Hightower, after a long tenure at his previous firm, takes proprietary documents—including client lists, account statements, and computer models—from his former employer to use at his new firm. What is the ethical issue in this scenario?
a. Hightower is allowed to use these documents since they are part of his experience
b. The documents are considered public information and may be used
c. Taking such documents constitutes misappropriation of confidential firm property
d. There is no violation if Hightower destroys the documents after reviewing them
c. Taking such documents constitutes misappropriation of confidential firm property
Explanation:
Hightower’s act of removing proprietary documents from his former employer without authorization violates Standard IV(A) because client lists, account statements, and computer models are considered confidential firm property that must not be misappropriated.
Mattock, the head of research at H&V, Inc., informs executives of her plan to change a stock recommendation before publishing it. However, she fails to implement controls to prevent trading on the information. One executive, Frampton, sells the stock from his own and client accounts. Others selectively share the change with institutional clients before public dissemination.
a. No violation because executives were notified under firm policy
b. Violation for failing to disclose the change to all clients simultaneously
c. Violation of Standard IV(C) for failing to reasonably supervise those informed of the change
d. No violation if client portfolios benefited from early action
c. Violation of Standard IV(C) for failing to reasonably supervise those informed of the change
Explanation:
Mattock failed to establish controls to prevent improper trading or selective disclosure before publication. As a supervisor, she was responsible for having systems in place to detect and prevent such misconduct.
Hollis receives an invitation from ABC Oil’s CEO to meet and discuss the company’s outlook. The CEO offers to cover travel and hotel costs, but Hollis declines these and obtains pre-approval for the meeting. Afterward, he reports the dinner conversation to his firm.
Which of the following statements best evaluates Hollis’s actions?
a. Hollis violated the standards by allowing a company he covers to provide a meal
b. Hollis acted appropriately by avoiding material gifts and fully disclosing the meeting
c. Hollis should have included the dinner discussion in his report to ensure transparency
d. Hollis’s actions are only permissible if he updates his recommendation after the meeting
b. Hollis acted appropriately by avoiding material gifts and fully disclosing the meeting
Explanation:
Hollis complied with Standard IV(B) by refusing benefits that could compromise his objectivity and by disclosing the nature of the meeting to his supervisor. Transparency and avoiding even the appearance of bias are key to maintaining professional integrity.

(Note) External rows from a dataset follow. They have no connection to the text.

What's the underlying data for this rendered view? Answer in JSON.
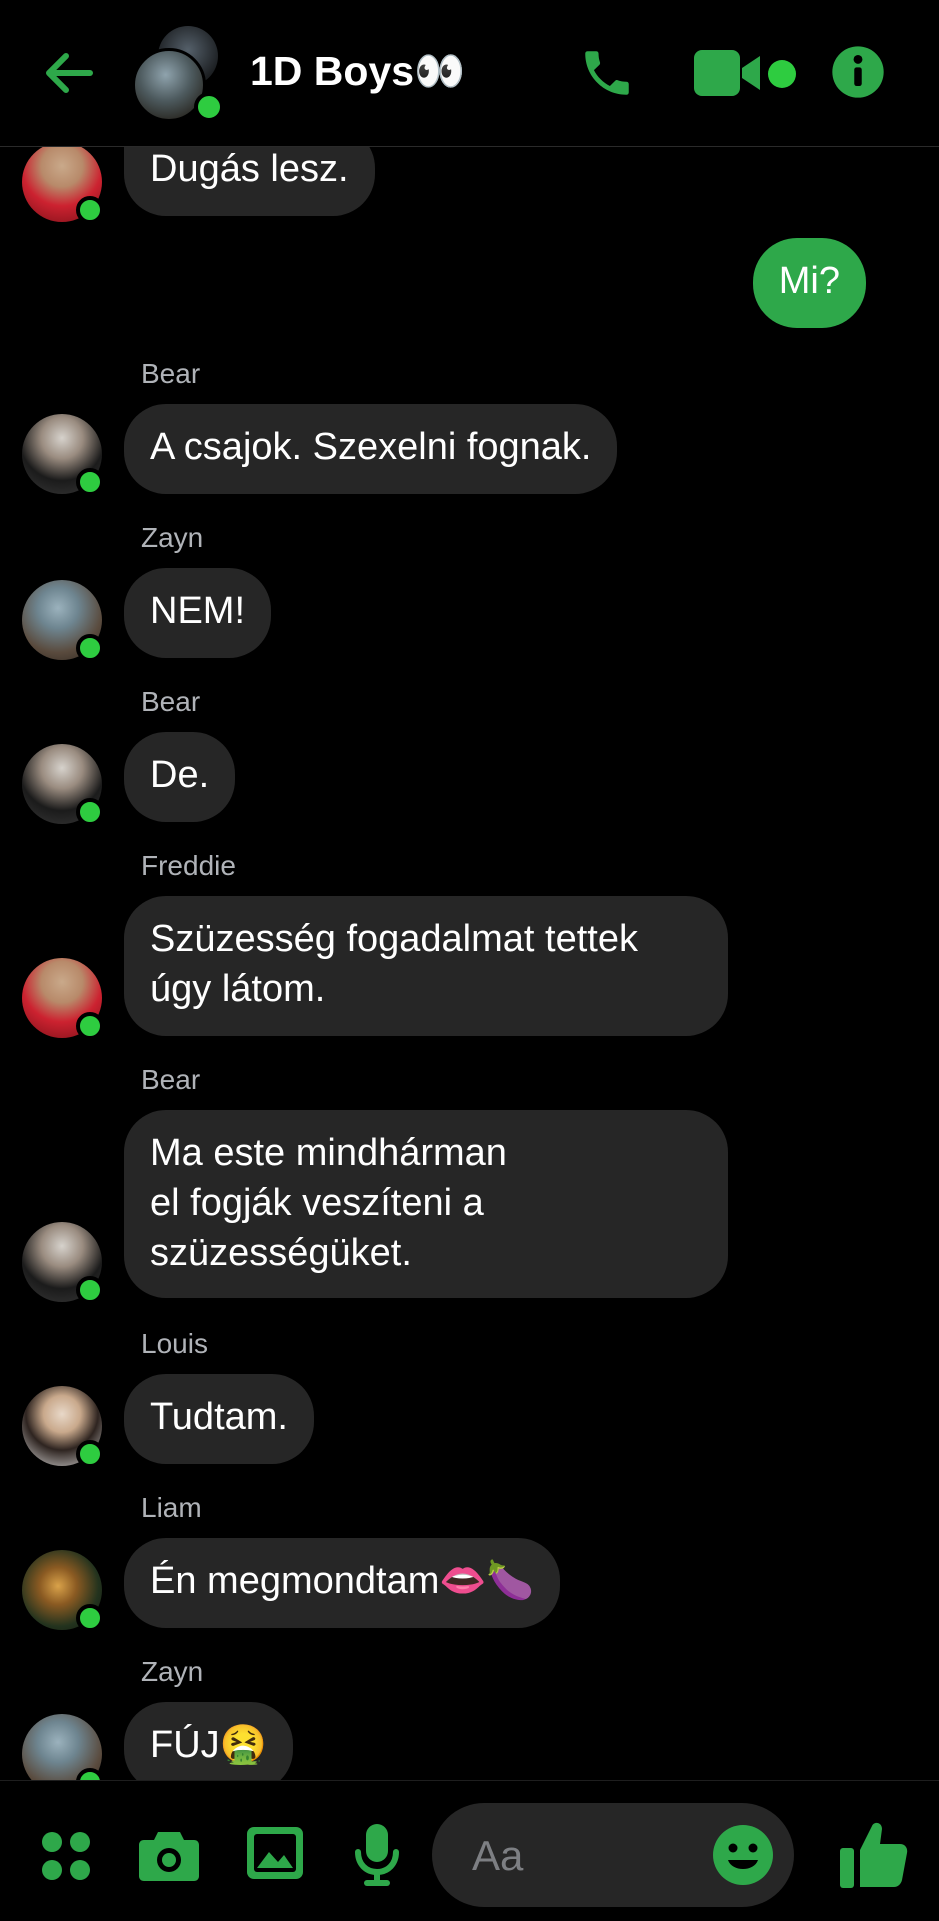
{
  "header": {
    "title": "1D Boys👀",
    "icons": [
      "back-arrow-icon",
      "phone-icon",
      "video-icon",
      "info-icon"
    ],
    "accent_color": "#2ea84a"
  },
  "messages": [
    {
      "type": "in",
      "sender": "",
      "avatar": "freddie",
      "text": "Dugás lesz."
    },
    {
      "type": "out",
      "text": "Mi?"
    },
    {
      "type": "in",
      "sender": "Bear",
      "avatar": "bear",
      "text": "A csajok. Szexelni fognak."
    },
    {
      "type": "in",
      "sender": "Zayn",
      "avatar": "zayn",
      "text": "NEM!"
    },
    {
      "type": "in",
      "sender": "Bear",
      "avatar": "bear",
      "text": "De."
    },
    {
      "type": "in",
      "sender": "Freddie",
      "avatar": "freddie",
      "text": "Szüzesség fogadalmat tettek\núgy látom."
    },
    {
      "type": "in",
      "sender": "Bear",
      "avatar": "bear",
      "text": "Ma este mindhárman\nel fogják veszíteni a\nszüzességüket."
    },
    {
      "type": "in",
      "sender": "Louis",
      "avatar": "louis",
      "text": "Tudtam."
    },
    {
      "type": "in",
      "sender": "Liam",
      "avatar": "liam",
      "text": "Én megmondtam👄🍆"
    },
    {
      "type": "in",
      "sender": "Zayn",
      "avatar": "zayn",
      "text": "FÚJ🤮"
    }
  ],
  "composer": {
    "placeholder": "Aa",
    "icons": [
      "apps-icon",
      "camera-icon",
      "gallery-icon",
      "microphone-icon",
      "emoji-icon",
      "thumbs-up-icon"
    ]
  }
}
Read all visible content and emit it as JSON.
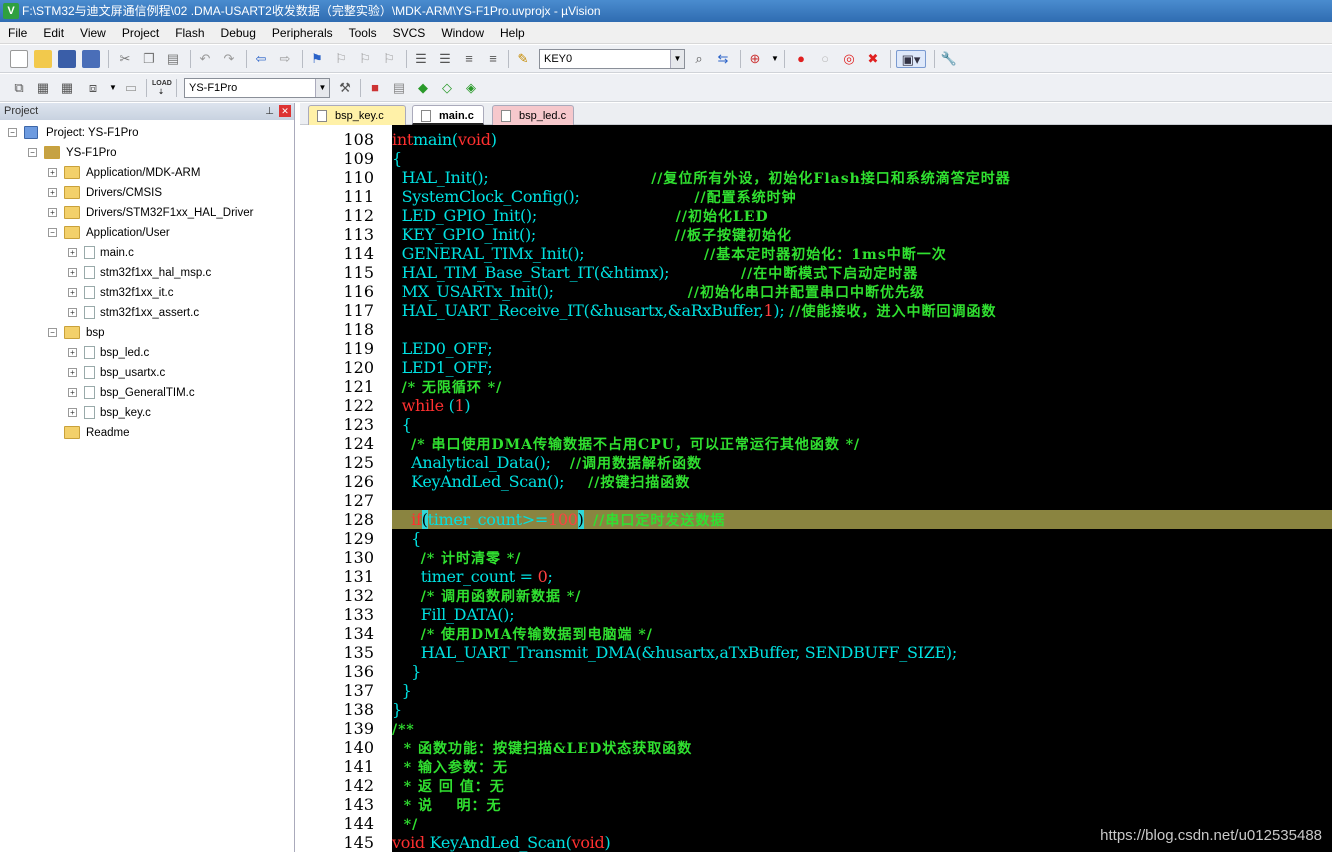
{
  "window": {
    "title": "F:\\STM32与迪文屏通信例程\\02 .DMA-USART2收发数据（完整实验）\\MDK-ARM\\YS-F1Pro.uvprojx - µVision"
  },
  "menu": [
    "File",
    "Edit",
    "View",
    "Project",
    "Flash",
    "Debug",
    "Peripherals",
    "Tools",
    "SVCS",
    "Window",
    "Help"
  ],
  "toolbar": {
    "find_combo": "KEY0",
    "target_combo": "YS-F1Pro"
  },
  "project_pane": {
    "title": "Project",
    "tree": [
      {
        "label": "Project: YS-F1Pro",
        "level": 0,
        "kind": "project",
        "exp": "-"
      },
      {
        "label": "YS-F1Pro",
        "level": 1,
        "kind": "target",
        "exp": "-"
      },
      {
        "label": "Application/MDK-ARM",
        "level": 2,
        "kind": "folder",
        "exp": "+"
      },
      {
        "label": "Drivers/CMSIS",
        "level": 2,
        "kind": "folder",
        "exp": "+"
      },
      {
        "label": "Drivers/STM32F1xx_HAL_Driver",
        "level": 2,
        "kind": "folder",
        "exp": "+"
      },
      {
        "label": "Application/User",
        "level": 2,
        "kind": "folder",
        "exp": "-"
      },
      {
        "label": "main.c",
        "level": 3,
        "kind": "file",
        "exp": "+"
      },
      {
        "label": "stm32f1xx_hal_msp.c",
        "level": 3,
        "kind": "file",
        "exp": "+"
      },
      {
        "label": "stm32f1xx_it.c",
        "level": 3,
        "kind": "file",
        "exp": "+"
      },
      {
        "label": "stm32f1xx_assert.c",
        "level": 3,
        "kind": "file",
        "exp": "+"
      },
      {
        "label": "bsp",
        "level": 2,
        "kind": "folder",
        "exp": "-"
      },
      {
        "label": "bsp_led.c",
        "level": 3,
        "kind": "file",
        "exp": "+"
      },
      {
        "label": "bsp_usartx.c",
        "level": 3,
        "kind": "file",
        "exp": "+"
      },
      {
        "label": "bsp_GeneralTIM.c",
        "level": 3,
        "kind": "file",
        "exp": "+"
      },
      {
        "label": "bsp_key.c",
        "level": 3,
        "kind": "file",
        "exp": "+"
      },
      {
        "label": "Readme",
        "level": 2,
        "kind": "folder",
        "exp": ""
      }
    ]
  },
  "tabs": [
    {
      "label": "bsp_key.c",
      "active": false
    },
    {
      "label": "main.c",
      "active": true
    },
    {
      "label": "bsp_led.c",
      "active": false
    }
  ],
  "editor": {
    "highlight_line": 128,
    "lines": [
      {
        "n": "108",
        "fold": "",
        "segs": [
          [
            "kw",
            "int"
          ],
          [
            "",
            "main"
          ],
          [
            "",
            "("
          ],
          [
            "kw",
            "void"
          ],
          [
            "",
            ")"
          ]
        ]
      },
      {
        "n": "109",
        "fold": "-",
        "segs": [
          [
            "",
            "{"
          ]
        ]
      },
      {
        "n": "110",
        "fold": "",
        "segs": [
          [
            "",
            "  HAL_Init();                                  "
          ],
          [
            "cm",
            "//复位所有外设，初始化Flash接口和系统滴答定时器"
          ]
        ]
      },
      {
        "n": "111",
        "fold": "",
        "segs": [
          [
            "",
            "  SystemClock_Config();                        "
          ],
          [
            "cm",
            "//配置系统时钟"
          ]
        ]
      },
      {
        "n": "112",
        "fold": "",
        "segs": [
          [
            "",
            "  LED_GPIO_Init();                             "
          ],
          [
            "cm",
            "//初始化LED"
          ]
        ]
      },
      {
        "n": "113",
        "fold": "",
        "segs": [
          [
            "",
            "  KEY_GPIO_Init();                             "
          ],
          [
            "cm",
            "//板子按键初始化"
          ]
        ]
      },
      {
        "n": "114",
        "fold": "",
        "segs": [
          [
            "",
            "  GENERAL_TIMx_Init();                         "
          ],
          [
            "cm",
            "//基本定时器初始化：1ms中断一次"
          ]
        ]
      },
      {
        "n": "115",
        "fold": "",
        "segs": [
          [
            "",
            "  HAL_TIM_Base_Start_IT(&htimx);               "
          ],
          [
            "cm",
            "//在中断模式下启动定时器"
          ]
        ]
      },
      {
        "n": "116",
        "fold": "",
        "segs": [
          [
            "",
            "  MX_USARTx_Init();                            "
          ],
          [
            "cm",
            "//初始化串口并配置串口中断优先级"
          ]
        ]
      },
      {
        "n": "117",
        "fold": "",
        "segs": [
          [
            "",
            "  HAL_UART_Receive_IT(&husartx,&aRxBuffer,"
          ],
          [
            "nm",
            "1"
          ],
          [
            "",
            "); "
          ],
          [
            "cm",
            "//使能接收，进入中断回调函数"
          ]
        ]
      },
      {
        "n": "118",
        "fold": "",
        "segs": [
          [
            "",
            ""
          ]
        ]
      },
      {
        "n": "119",
        "fold": "",
        "segs": [
          [
            "",
            "  LED0_OFF;"
          ]
        ]
      },
      {
        "n": "120",
        "fold": "",
        "segs": [
          [
            "",
            "  LED1_OFF;"
          ]
        ]
      },
      {
        "n": "121",
        "fold": "",
        "segs": [
          [
            "",
            "  "
          ],
          [
            "cm",
            "/* 无限循环 */"
          ]
        ]
      },
      {
        "n": "122",
        "fold": "",
        "segs": [
          [
            "",
            "  "
          ],
          [
            "kw",
            "while"
          ],
          [
            "",
            " ("
          ],
          [
            "nm",
            "1"
          ],
          [
            "",
            ")"
          ]
        ]
      },
      {
        "n": "123",
        "fold": "-",
        "segs": [
          [
            "",
            "  {"
          ]
        ]
      },
      {
        "n": "124",
        "fold": "",
        "segs": [
          [
            "",
            "    "
          ],
          [
            "cm",
            "/* 串口使用DMA传输数据不占用CPU，可以正常运行其他函数 */"
          ]
        ]
      },
      {
        "n": "125",
        "fold": "",
        "segs": [
          [
            "",
            "    Analytical_Data();    "
          ],
          [
            "cm",
            "//调用数据解析函数"
          ]
        ]
      },
      {
        "n": "126",
        "fold": "",
        "segs": [
          [
            "",
            "    KeyAndLed_Scan();     "
          ],
          [
            "cm",
            "//按键扫描函数"
          ]
        ]
      },
      {
        "n": "127",
        "fold": "",
        "segs": [
          [
            "",
            ""
          ]
        ]
      },
      {
        "n": "128",
        "fold": "",
        "segs": [
          [
            "",
            "    "
          ],
          [
            "kw",
            "if"
          ],
          [
            "br",
            "("
          ],
          [
            "",
            "timer_count>="
          ],
          [
            "nm",
            "100"
          ],
          [
            "br",
            ")"
          ],
          [
            "",
            "  "
          ],
          [
            "cm",
            "//串口定时发送数据"
          ]
        ]
      },
      {
        "n": "129",
        "fold": "-",
        "segs": [
          [
            "",
            "    {"
          ]
        ]
      },
      {
        "n": "130",
        "fold": "",
        "segs": [
          [
            "",
            "      "
          ],
          [
            "cm",
            "/* 计时清零 */"
          ]
        ]
      },
      {
        "n": "131",
        "fold": "",
        "segs": [
          [
            "",
            "      timer_count = "
          ],
          [
            "nm",
            "0"
          ],
          [
            "",
            ";"
          ]
        ]
      },
      {
        "n": "132",
        "fold": "",
        "segs": [
          [
            "",
            "      "
          ],
          [
            "cm",
            "/* 调用函数刷新数据 */"
          ]
        ]
      },
      {
        "n": "133",
        "fold": "",
        "segs": [
          [
            "",
            "      Fill_DATA();"
          ]
        ]
      },
      {
        "n": "134",
        "fold": "",
        "segs": [
          [
            "",
            "      "
          ],
          [
            "cm",
            "/* 使用DMA传输数据到电脑端 */"
          ]
        ]
      },
      {
        "n": "135",
        "fold": "",
        "segs": [
          [
            "",
            "      HAL_UART_Transmit_DMA(&husartx,aTxBuffer, SENDBUFF_SIZE);"
          ]
        ]
      },
      {
        "n": "136",
        "fold": "",
        "segs": [
          [
            "",
            "    }"
          ]
        ]
      },
      {
        "n": "137",
        "fold": "",
        "segs": [
          [
            "",
            "  }"
          ]
        ]
      },
      {
        "n": "138",
        "fold": "",
        "segs": [
          [
            "",
            "}"
          ]
        ]
      },
      {
        "n": "139",
        "fold": "-",
        "segs": [
          [
            "cm",
            "/**"
          ]
        ]
      },
      {
        "n": "140",
        "fold": "",
        "segs": [
          [
            "cm",
            "  * 函数功能：按键扫描&LED状态获取函数"
          ]
        ]
      },
      {
        "n": "141",
        "fold": "",
        "segs": [
          [
            "cm",
            "  * 输入参数：无"
          ]
        ]
      },
      {
        "n": "142",
        "fold": "",
        "segs": [
          [
            "cm",
            "  * 返 回 值：无"
          ]
        ]
      },
      {
        "n": "143",
        "fold": "",
        "segs": [
          [
            "cm",
            "  * 说    明：无"
          ]
        ]
      },
      {
        "n": "144",
        "fold": "",
        "segs": [
          [
            "cm",
            "  */"
          ]
        ]
      },
      {
        "n": "145",
        "fold": "",
        "segs": [
          [
            "kw",
            "void"
          ],
          [
            "",
            " KeyAndLed_Scan("
          ],
          [
            "kw",
            "void"
          ],
          [
            "",
            ")"
          ]
        ]
      }
    ]
  },
  "watermark": "https://blog.csdn.net/u012535488"
}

Nash, an investment adviser, while still employed, communicates detailed information about his firm’s unethical practices to a client and encourages her to transfer her account to his new employer. What is the primary ethical violation here?
a. Using confidential client information for personal gain
b. Disparaging his current employer and soliciting business for his future employer
c. Breaching fiduciary duty by recommending unsuitable investments
d. Misrepresenting performance metrics to clients
b. Disparaging his current employer and soliciting business for his future employer
Explanation:
Nash’s actions—publicly criticizing his current firm and actively soliciting a client for his future employer—constitute a violation of Standard IV(A).